Sur le Queensboro Bridge, René Maupas échangea quelques mots avec un couple de jeunes touristes français. Sous le ciel de New York, ils avaient un air très provincial et très exotique. Le marathon était leur voyage de noces. Ils venaient de la porte de Bagnolet. Ils parlaient de Paris avec émotion, comme s’ils avaient quitté leur ville depuis des années. Sans doute avaient-ils déjà le « mal du pays », lorsqu’ils s’étaient embarqués à Roissy. Ils se vantaient quand même de ne pas se perdre à Manhattan, la ville la plus géométrique du monde, « avec Éphèse », disaient-ils… mais la ville de toutes les perditions. Dans les allées de Central Park, René aperçut une dernière fois la chevelure rousse. Il pensa que c’était la vie : des visages que l’on croise, que l’on ne reverra sans doute pas et qui, pourtant, s’impriment en vous. Lorsqu’il franchit la ligne d’arrivée, sous les maigres applaudissements des derniers spectateurs, ce fut une sorte de délivrance.
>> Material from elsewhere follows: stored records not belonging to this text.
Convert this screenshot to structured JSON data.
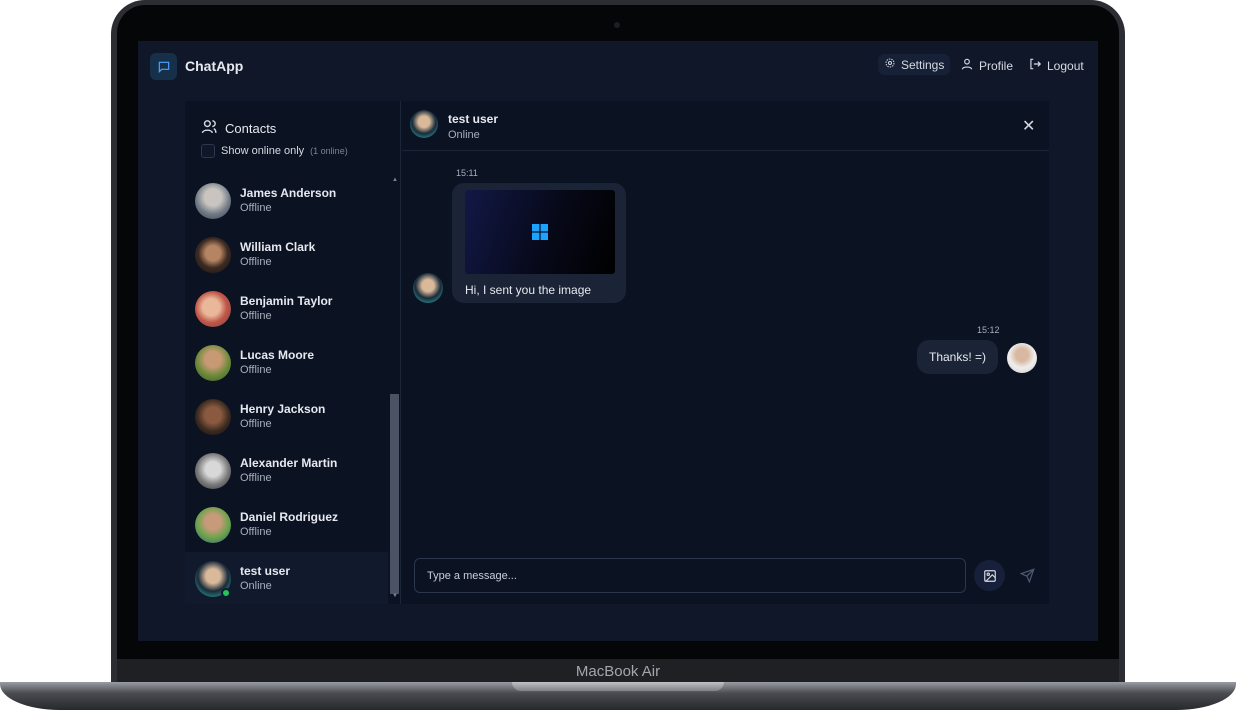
{
  "device": {
    "label": "MacBook Air"
  },
  "app": {
    "name": "ChatApp"
  },
  "nav": {
    "settings": "Settings",
    "profile": "Profile",
    "logout": "Logout"
  },
  "sidebar": {
    "title": "Contacts",
    "online_only_label": "Show online only",
    "online_count": "(1 online)",
    "contacts": [
      {
        "name": "James Anderson",
        "status": "Offline"
      },
      {
        "name": "William Clark",
        "status": "Offline"
      },
      {
        "name": "Benjamin Taylor",
        "status": "Offline"
      },
      {
        "name": "Lucas Moore",
        "status": "Offline"
      },
      {
        "name": "Henry Jackson",
        "status": "Offline"
      },
      {
        "name": "Alexander Martin",
        "status": "Offline"
      },
      {
        "name": "Daniel Rodriguez",
        "status": "Offline"
      },
      {
        "name": "test user",
        "status": "Online"
      }
    ]
  },
  "chat": {
    "name": "test user",
    "status": "Online",
    "messages": [
      {
        "time": "15:11",
        "text": "Hi, I sent you the image"
      },
      {
        "time": "15:12",
        "text": "Thanks! =)"
      }
    ],
    "input_placeholder": "Type a message..."
  },
  "colors": {
    "background": "#0f1729",
    "panel": "#0b1222",
    "bubble": "#1a2436",
    "online": "#22c55e",
    "accent": "#3b82f6"
  }
}
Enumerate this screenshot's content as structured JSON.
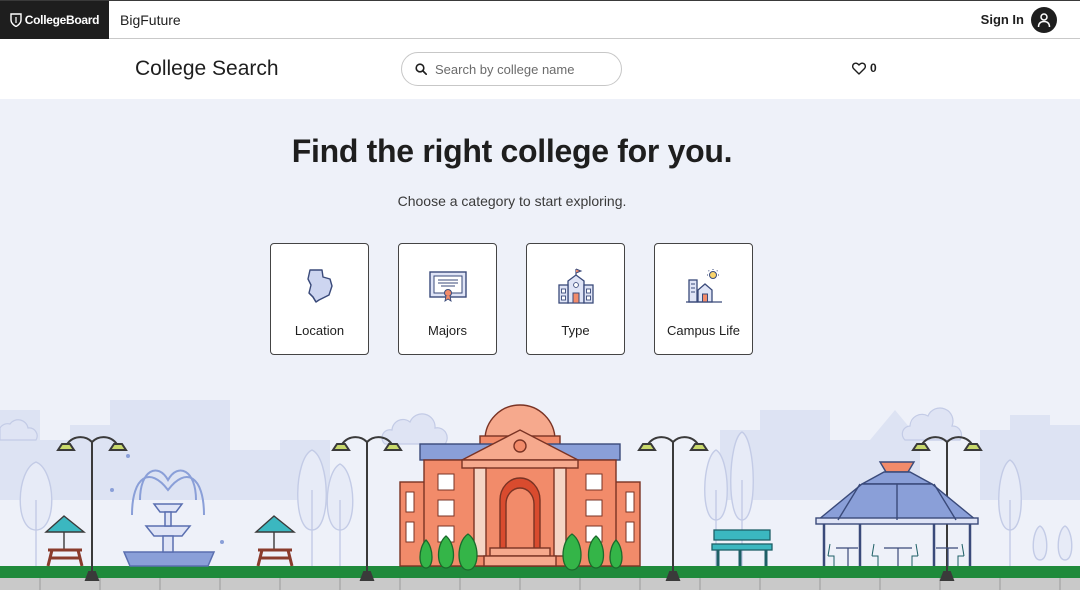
{
  "topnav": {
    "brand": "CollegeBoard",
    "product": "BigFuture",
    "signin_label": "Sign In"
  },
  "header": {
    "title": "College Search",
    "search_placeholder": "Search by college name",
    "favorites_count": "0"
  },
  "hero": {
    "title": "Find the right college for you.",
    "subtitle": "Choose a category to start exploring."
  },
  "categories": [
    {
      "label": "Location",
      "icon": "map-state-icon"
    },
    {
      "label": "Majors",
      "icon": "diploma-icon"
    },
    {
      "label": "Type",
      "icon": "school-building-icon"
    },
    {
      "label": "Campus Life",
      "icon": "campus-life-icon"
    }
  ],
  "colors": {
    "brand_dark": "#1e1e1e",
    "background": "#eef1f9",
    "grass": "#1f8a3b",
    "building": "#f28b6a",
    "roof": "#6a8ad6"
  }
}
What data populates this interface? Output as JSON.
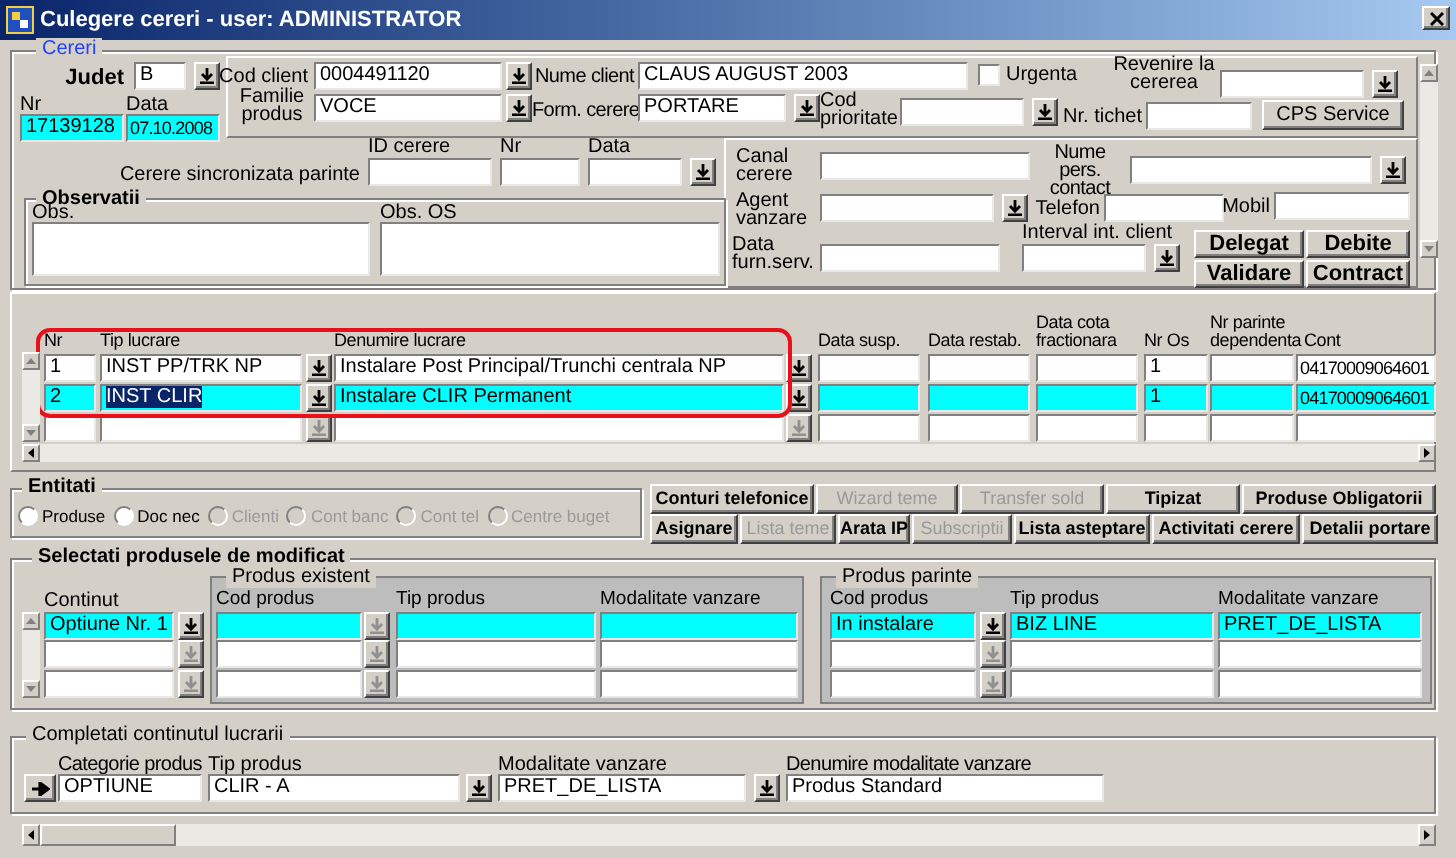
{
  "window": {
    "title": "Culegere cereri - user: ADMINISTRATOR"
  },
  "cereri": {
    "legend": "Cereri",
    "fields": [
      {
        "label": "Judet",
        "value": "B",
        "kind": "list",
        "highlighted": false
      },
      {
        "label": "Nr",
        "value": "17139128",
        "kind": "text",
        "highlighted": true
      },
      {
        "label": "Data",
        "value": "07.10.2008",
        "kind": "text",
        "highlighted": true
      },
      {
        "label": "Cod client",
        "value": "0004491120",
        "kind": "list",
        "highlighted": false
      },
      {
        "label": "Nume client",
        "value": "CLAUS AUGUST 2003",
        "kind": "text",
        "highlighted": false
      },
      {
        "label": "Revenire la cererea",
        "kind": "list",
        "highlighted": false
      },
      {
        "label": "Familie produs",
        "value": "VOCE",
        "kind": "list",
        "highlighted": false
      },
      {
        "label": "Form. cerere",
        "value": "PORTARE",
        "kind": "list",
        "highlighted": false
      },
      {
        "label": "Cod prioritate",
        "kind": "list",
        "highlighted": false
      },
      {
        "label": "Nr. tichet",
        "kind": "text",
        "highlighted": false
      },
      {
        "label": "ID cerere",
        "kind": "text",
        "highlighted": false
      },
      {
        "label": "Nr",
        "kind": "text",
        "highlighted": false
      },
      {
        "label": "Data",
        "kind": "list",
        "highlighted": false
      },
      {
        "label": "Canal cerere",
        "kind": "text",
        "highlighted": false
      },
      {
        "label": "Nume pers. contact",
        "kind": "list",
        "highlighted": false
      },
      {
        "label": "Agent vanzare",
        "kind": "list",
        "highlighted": false
      },
      {
        "label": "Telefon",
        "kind": "text",
        "highlighted": false
      },
      {
        "label": "Mobil",
        "kind": "text",
        "highlighted": false
      },
      {
        "label": "Data furn.serv.",
        "kind": "text",
        "highlighted": false
      },
      {
        "label": "Interval int. client",
        "kind": "list",
        "highlighted": false
      },
      {
        "label": "Obs.",
        "kind": "area",
        "highlighted": false
      },
      {
        "label": "Obs. OS",
        "kind": "area",
        "highlighted": false
      }
    ],
    "sync_label": "Cerere sincronizata parinte",
    "observatii_legend": "Observatii",
    "urgenta": {
      "label": "Urgenta",
      "checked": false
    },
    "buttons": [
      "CPS Service",
      "Delegat",
      "Debite",
      "Validare",
      "Contract"
    ]
  },
  "lucrari": {
    "columns": [
      "Nr",
      "Tip lucrare",
      "Denumire lucrare",
      "Data susp.",
      "Data restab.",
      "Data cota fractionara",
      "Nr Os",
      "Nr parinte dependenta",
      "Cont"
    ],
    "rows": [
      {
        "nr": "1",
        "tip_lucrare": "INST PP/TRK NP",
        "denumire_lucrare": "Instalare Post Principal/Trunchi centrala NP",
        "nr_os": "1",
        "cont": "04170009064601",
        "selected": false,
        "text_selected": false
      },
      {
        "nr": "2",
        "tip_lucrare": "INST CLIR",
        "denumire_lucrare": "Instalare CLIR Permanent",
        "nr_os": "1",
        "cont": "04170009064601",
        "selected": true,
        "text_selected": true
      },
      {
        "selected": false
      }
    ]
  },
  "entitati": {
    "legend": "Entitati",
    "options": [
      {
        "label": "Produse",
        "selected": false,
        "disabled": false
      },
      {
        "label": "Doc nec",
        "selected": false,
        "disabled": false
      },
      {
        "label": "Clienti",
        "selected": false,
        "disabled": true
      },
      {
        "label": "Cont banc",
        "selected": false,
        "disabled": true
      },
      {
        "label": "Cont tel",
        "selected": false,
        "disabled": true
      },
      {
        "label": "Centre buget",
        "selected": false,
        "disabled": true
      }
    ]
  },
  "actions": [
    {
      "label": "Conturi telefonice",
      "disabled": false
    },
    {
      "label": "Wizard teme",
      "disabled": true
    },
    {
      "label": "Transfer sold",
      "disabled": true
    },
    {
      "label": "Tipizat",
      "disabled": false
    },
    {
      "label": "Produse Obligatorii",
      "disabled": false
    },
    {
      "label": "Asignare",
      "disabled": false
    },
    {
      "label": "Lista teme",
      "disabled": true
    },
    {
      "label": "Arata IP",
      "disabled": false
    },
    {
      "label": "Subscriptii",
      "disabled": true
    },
    {
      "label": "Lista asteptare",
      "disabled": false
    },
    {
      "label": "Activitati cerere",
      "disabled": false
    },
    {
      "label": "Detalii portare",
      "disabled": false
    }
  ],
  "produse": {
    "legend": "Selectati produsele de modificat",
    "continut": {
      "header": "Continut",
      "rows": [
        {
          "value": "Optiune Nr. 1",
          "selected": true
        },
        {
          "selected": false
        },
        {
          "selected": false
        }
      ]
    },
    "existent": {
      "legend": "Produs existent",
      "columns": [
        "Cod produs",
        "Tip produs",
        "Modalitate vanzare"
      ],
      "rows": [
        {
          "selected": true
        },
        {
          "selected": false
        },
        {
          "selected": false
        }
      ]
    },
    "parinte": {
      "legend": "Produs parinte",
      "columns": [
        "Cod produs",
        "Tip produs",
        "Modalitate vanzare"
      ],
      "rows": [
        {
          "cod_produs": "In instalare",
          "tip_produs": "BIZ LINE",
          "modalitate_vanzare": "PRET_DE_LISTA",
          "selected": true
        },
        {
          "selected": false
        },
        {
          "selected": false
        }
      ]
    }
  },
  "completati": {
    "legend": "Completati continutul lucrarii",
    "fields": [
      {
        "label": "Categorie produs",
        "value": "OPTIUNE",
        "kind": "text"
      },
      {
        "label": "Tip produs",
        "value": "CLIR - A",
        "kind": "list"
      },
      {
        "label": "Modalitate vanzare",
        "value": "PRET_DE_LISTA",
        "kind": "list"
      },
      {
        "label": "Denumire modalitate vanzare",
        "value": "Produs Standard",
        "kind": "text"
      }
    ]
  }
}
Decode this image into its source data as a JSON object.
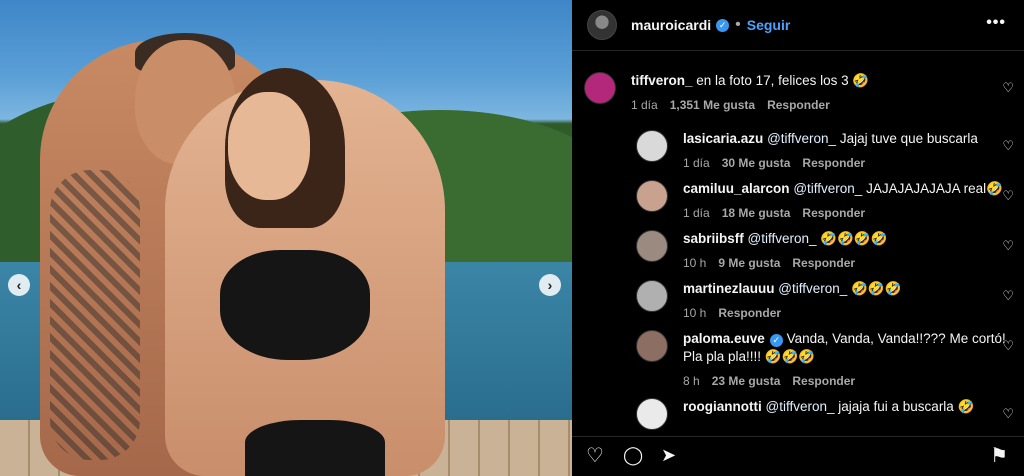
{
  "post": {
    "username": "mauroicardi",
    "verified": true,
    "separator": "•",
    "follow_label": "Seguir",
    "more_label": "•••",
    "carousel_prev": "‹",
    "carousel_next": "›"
  },
  "icons": {
    "heart": "♡",
    "comment": "◯",
    "share": "➤",
    "bookmark": "⚑"
  },
  "comments": [
    {
      "user": "tiffveron_",
      "mention": "",
      "text": "en la foto 17, felices los 3 🤣",
      "time": "1 día",
      "likes": "1,351 Me gusta",
      "reply": "Responder",
      "avatar_color": "#b3287a"
    },
    {
      "user": "lasicaria.azu",
      "mention": "@tiffveron_",
      "text": "Jajaj tuve que buscarla",
      "time": "1 día",
      "likes": "30 Me gusta",
      "reply": "Responder",
      "avatar_color": "#d9d9d9"
    },
    {
      "user": "camiluu_alarcon",
      "mention": "@tiffveron_",
      "text": "JAJAJAJAJAJA real🤣",
      "time": "1 día",
      "likes": "18 Me gusta",
      "reply": "Responder",
      "avatar_color": "#c9a28f"
    },
    {
      "user": "sabriibsff",
      "mention": "@tiffveron_",
      "text": "🤣🤣🤣🤣",
      "time": "10 h",
      "likes": "9 Me gusta",
      "reply": "Responder",
      "avatar_color": "#9a8a80"
    },
    {
      "user": "martinezlauuu",
      "mention": "@tiffveron_",
      "text": "🤣🤣🤣",
      "time": "10 h",
      "likes": "",
      "reply": "Responder",
      "avatar_color": "#b0b0b0"
    },
    {
      "user": "paloma.euve",
      "mention": "",
      "text": "Vanda, Vanda, Vanda!!??? Me cortó! Pla pla pla!!!! 🤣🤣🤣",
      "time": "8 h",
      "likes": "23 Me gusta",
      "reply": "Responder",
      "avatar_color": "#8c6e63",
      "verified": true
    },
    {
      "user": "roogiannotti",
      "mention": "@tiffveron_",
      "text": "jajaja fui a buscarla 🤣",
      "time": "",
      "likes": "",
      "reply": "",
      "avatar_color": "#eaeaea"
    }
  ]
}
Le jeune homme cessa de penser à la jolie rousse et à sa casquette… Il n’avait pas flanché ni même faibli. Il était content de lui-même, de sa journée et de sa performance. Car il terminait dans un temps très honorable : quatre heures et dix minutes. Le marathon de New York pourrait légitimement figurer dans son CV.
René Maupas irait passer la soirée et dormir chez ses tantes d’Amérique, deux sœurs, deux veuves, qui vivaient sur les bords d’East River. Il aurait des insomnies. C’était la fatigue, sans doute. Et puis les pensées nocturnes et les rêves n’étaient sûrement pas les mêmes sur les bords d’East River et sur les bords de la Seine. René se demanderait si la passion, cela se programmait comme le reste. Il lirait un livre abandonné sur une étagère de la chambre d’ami. C’étaient des nouvelles de Truman Capote. Cet écrivain si sophistiqué savait inventer de vieilles dames solitaires, qui se promenaient le long d’East River, sous la neige. René s’endormirait en pensant que ses tantes étaient des héroïnes de Truman…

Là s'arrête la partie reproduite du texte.